Armand hocha lentement la tête.

— Bon. Ça veut dire que t’es fonctionnel. Va falloir voir si t’es utile. Parce qu’ici, gamin, on a pas les moyens de nourrir les morts-vivants.

Il fit un signe à l’un de ses hommes.— Apportez-lui de quoi se couvrir. Et une gorgée. Pas la pleine dose.

On lui tendit une gourde. Il la prit. Hésita.

— Bois, gronda l’homme. C’est pas du poison. C’est de l'essence d’obsidienne purifié. Pour pas que la Cathédrale te vide trop vite.

Armand but. Le liquide était tiède, amer, comme de la suie mêlée à de l’huile.Aucun choc. Pas de vertige.Il fit mine de tousser.

L’homme le regardait toujours.

— Tu t’appelles ?

Armand leva les yeux.

— Armand.(Il attendit une réaction. Il n’y en eut aucune.)

— Bien. Moi c’est Ludwig. Commandant de la Fraternité Écarlate. Ici, c’est notre Bastion.Et ici, tu ne poses pas de questions. Tu ne pleures pas. Tu ne rêves pas. Tu survis. Compris ?

Armand hocha la tête.

— On part dans une heure. Tu viens avec nous pour l’expédition.Bonne manière de tester si t’es un poids mort… ou un sacré chanceux.
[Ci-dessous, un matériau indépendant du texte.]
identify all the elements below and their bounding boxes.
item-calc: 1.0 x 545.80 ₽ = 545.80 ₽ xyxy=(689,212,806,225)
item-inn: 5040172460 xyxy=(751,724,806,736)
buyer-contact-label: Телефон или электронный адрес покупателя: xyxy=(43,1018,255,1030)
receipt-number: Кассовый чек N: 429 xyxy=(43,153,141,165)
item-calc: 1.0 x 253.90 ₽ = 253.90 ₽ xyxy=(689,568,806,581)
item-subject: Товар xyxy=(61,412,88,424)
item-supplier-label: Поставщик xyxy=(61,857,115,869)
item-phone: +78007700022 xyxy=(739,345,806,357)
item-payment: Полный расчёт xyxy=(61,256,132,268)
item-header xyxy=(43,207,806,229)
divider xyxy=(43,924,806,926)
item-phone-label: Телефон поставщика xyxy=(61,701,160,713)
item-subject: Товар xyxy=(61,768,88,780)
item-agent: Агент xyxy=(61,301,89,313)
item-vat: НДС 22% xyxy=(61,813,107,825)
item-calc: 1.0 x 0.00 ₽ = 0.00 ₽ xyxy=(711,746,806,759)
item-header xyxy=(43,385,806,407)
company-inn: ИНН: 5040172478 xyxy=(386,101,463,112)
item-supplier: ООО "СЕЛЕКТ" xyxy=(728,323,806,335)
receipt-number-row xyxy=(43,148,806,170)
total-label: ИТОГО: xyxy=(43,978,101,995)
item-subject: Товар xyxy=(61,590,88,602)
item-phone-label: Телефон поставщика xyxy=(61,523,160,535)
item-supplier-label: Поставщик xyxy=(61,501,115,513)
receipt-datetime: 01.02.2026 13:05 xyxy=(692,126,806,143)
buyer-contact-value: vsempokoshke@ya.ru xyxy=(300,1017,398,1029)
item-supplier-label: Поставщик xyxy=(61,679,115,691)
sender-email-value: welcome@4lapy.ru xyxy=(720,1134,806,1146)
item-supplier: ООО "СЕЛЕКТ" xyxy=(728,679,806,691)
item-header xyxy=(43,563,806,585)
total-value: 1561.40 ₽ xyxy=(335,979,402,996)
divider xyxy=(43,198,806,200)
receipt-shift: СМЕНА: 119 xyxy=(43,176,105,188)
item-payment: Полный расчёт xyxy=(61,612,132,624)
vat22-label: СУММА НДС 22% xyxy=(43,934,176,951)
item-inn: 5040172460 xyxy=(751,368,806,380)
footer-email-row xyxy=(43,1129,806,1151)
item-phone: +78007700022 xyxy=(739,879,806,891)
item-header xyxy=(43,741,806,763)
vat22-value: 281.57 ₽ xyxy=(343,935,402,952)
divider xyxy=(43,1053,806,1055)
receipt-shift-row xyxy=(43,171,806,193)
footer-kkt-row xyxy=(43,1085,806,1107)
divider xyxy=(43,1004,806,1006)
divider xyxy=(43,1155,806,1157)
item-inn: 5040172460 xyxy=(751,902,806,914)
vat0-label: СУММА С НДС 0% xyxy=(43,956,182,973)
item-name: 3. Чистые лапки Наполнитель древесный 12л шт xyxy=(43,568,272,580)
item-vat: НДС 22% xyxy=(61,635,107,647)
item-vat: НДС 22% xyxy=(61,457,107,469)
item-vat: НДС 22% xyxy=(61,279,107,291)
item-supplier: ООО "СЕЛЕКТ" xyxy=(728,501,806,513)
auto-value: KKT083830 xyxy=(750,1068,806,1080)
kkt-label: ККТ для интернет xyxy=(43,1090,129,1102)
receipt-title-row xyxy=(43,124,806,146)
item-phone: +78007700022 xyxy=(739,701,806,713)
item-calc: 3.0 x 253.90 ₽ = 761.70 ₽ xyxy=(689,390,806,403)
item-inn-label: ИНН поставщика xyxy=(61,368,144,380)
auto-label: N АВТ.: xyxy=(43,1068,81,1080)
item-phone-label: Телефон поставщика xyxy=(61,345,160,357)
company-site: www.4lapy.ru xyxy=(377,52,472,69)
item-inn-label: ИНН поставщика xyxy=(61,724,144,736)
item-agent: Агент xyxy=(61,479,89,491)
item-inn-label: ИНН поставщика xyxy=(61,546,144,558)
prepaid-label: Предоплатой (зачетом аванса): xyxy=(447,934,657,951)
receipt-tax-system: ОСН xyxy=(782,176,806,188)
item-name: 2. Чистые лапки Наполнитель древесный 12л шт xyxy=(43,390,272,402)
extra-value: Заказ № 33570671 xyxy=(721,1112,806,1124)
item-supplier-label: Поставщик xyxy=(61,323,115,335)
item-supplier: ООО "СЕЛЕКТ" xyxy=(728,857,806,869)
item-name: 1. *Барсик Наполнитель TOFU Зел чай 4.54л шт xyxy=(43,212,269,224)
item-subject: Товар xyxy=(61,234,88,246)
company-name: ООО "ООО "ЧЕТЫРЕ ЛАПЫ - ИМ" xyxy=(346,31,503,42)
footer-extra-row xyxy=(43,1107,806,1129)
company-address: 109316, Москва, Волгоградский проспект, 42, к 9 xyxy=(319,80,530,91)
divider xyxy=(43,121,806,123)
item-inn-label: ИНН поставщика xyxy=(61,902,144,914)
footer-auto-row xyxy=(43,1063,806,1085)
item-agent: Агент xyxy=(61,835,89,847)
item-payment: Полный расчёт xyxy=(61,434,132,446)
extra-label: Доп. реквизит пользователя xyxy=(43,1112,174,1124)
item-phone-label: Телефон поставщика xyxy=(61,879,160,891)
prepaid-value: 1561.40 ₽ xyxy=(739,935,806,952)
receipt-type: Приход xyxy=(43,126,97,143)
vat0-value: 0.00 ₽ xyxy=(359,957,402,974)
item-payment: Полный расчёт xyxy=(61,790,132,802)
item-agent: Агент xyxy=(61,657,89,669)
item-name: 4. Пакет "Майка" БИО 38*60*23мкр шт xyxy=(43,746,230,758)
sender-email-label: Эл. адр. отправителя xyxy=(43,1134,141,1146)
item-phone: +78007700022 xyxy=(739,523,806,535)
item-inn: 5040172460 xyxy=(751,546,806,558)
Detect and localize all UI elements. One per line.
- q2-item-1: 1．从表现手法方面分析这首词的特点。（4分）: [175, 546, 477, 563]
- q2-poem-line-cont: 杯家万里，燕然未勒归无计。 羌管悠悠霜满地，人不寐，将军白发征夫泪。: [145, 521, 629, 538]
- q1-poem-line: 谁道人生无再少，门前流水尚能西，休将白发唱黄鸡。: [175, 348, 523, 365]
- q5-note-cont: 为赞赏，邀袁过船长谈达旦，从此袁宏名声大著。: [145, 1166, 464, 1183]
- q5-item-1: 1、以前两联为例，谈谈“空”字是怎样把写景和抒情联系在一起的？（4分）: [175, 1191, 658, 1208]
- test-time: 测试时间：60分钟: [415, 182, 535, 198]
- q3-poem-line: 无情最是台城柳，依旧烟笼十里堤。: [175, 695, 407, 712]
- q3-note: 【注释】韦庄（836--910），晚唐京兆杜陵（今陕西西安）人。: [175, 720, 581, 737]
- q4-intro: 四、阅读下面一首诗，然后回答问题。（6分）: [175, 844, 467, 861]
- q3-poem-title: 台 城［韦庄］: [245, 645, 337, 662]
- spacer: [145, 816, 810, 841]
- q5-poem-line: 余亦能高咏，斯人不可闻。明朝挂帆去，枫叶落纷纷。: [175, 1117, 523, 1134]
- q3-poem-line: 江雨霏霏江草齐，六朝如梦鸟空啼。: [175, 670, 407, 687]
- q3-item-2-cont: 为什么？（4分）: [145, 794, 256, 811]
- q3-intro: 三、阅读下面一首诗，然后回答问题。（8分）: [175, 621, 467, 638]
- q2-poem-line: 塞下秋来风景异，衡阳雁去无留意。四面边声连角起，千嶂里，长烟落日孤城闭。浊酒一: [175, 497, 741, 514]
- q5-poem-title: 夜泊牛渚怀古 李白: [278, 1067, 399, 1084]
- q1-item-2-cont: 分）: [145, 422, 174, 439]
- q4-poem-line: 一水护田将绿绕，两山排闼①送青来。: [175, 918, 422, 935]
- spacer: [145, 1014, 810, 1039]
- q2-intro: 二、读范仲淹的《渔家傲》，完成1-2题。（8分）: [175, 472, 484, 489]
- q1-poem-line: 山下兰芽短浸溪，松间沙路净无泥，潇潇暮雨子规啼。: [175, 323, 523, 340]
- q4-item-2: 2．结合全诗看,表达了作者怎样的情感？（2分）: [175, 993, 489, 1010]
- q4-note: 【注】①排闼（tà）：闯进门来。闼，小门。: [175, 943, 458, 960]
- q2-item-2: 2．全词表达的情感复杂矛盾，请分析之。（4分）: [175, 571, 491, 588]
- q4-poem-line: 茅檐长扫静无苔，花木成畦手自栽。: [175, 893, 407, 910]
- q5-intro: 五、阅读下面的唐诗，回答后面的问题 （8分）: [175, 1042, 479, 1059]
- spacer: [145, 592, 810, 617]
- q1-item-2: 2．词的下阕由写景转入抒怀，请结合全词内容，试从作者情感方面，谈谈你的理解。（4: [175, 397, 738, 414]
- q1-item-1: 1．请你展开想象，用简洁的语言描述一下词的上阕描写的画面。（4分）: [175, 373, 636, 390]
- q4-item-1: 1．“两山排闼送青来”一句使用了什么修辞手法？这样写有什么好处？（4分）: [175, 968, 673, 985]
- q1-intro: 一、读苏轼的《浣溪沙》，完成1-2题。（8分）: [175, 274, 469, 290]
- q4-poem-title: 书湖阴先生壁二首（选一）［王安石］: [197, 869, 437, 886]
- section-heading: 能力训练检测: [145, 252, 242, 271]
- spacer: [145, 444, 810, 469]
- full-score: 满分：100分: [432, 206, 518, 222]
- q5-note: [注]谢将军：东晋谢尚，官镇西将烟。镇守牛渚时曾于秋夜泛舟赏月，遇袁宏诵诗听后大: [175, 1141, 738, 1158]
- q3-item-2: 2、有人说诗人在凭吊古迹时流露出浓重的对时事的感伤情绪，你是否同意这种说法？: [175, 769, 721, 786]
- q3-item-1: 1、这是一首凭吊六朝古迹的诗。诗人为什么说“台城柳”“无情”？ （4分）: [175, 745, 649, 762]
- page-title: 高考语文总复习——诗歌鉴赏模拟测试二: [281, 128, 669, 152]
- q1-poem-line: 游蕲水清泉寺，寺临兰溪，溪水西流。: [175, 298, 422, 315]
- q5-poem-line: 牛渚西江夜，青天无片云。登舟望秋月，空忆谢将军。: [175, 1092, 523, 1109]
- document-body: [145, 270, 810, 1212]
L’homme se leva, et disparut dans l’ombre sans attendre de réponse.

Armand, seul désormais, serra la gourde entre ses doigts.Et pour la première fois depuis son réveil, il laissa ses pensées émerger, sans trembler.

Je suis venu ici de mon plein gré. Je sais ce que je suis. Et je n’oublierai rien.

Sombrelys… me voilà. Le sang n’oublie jamais.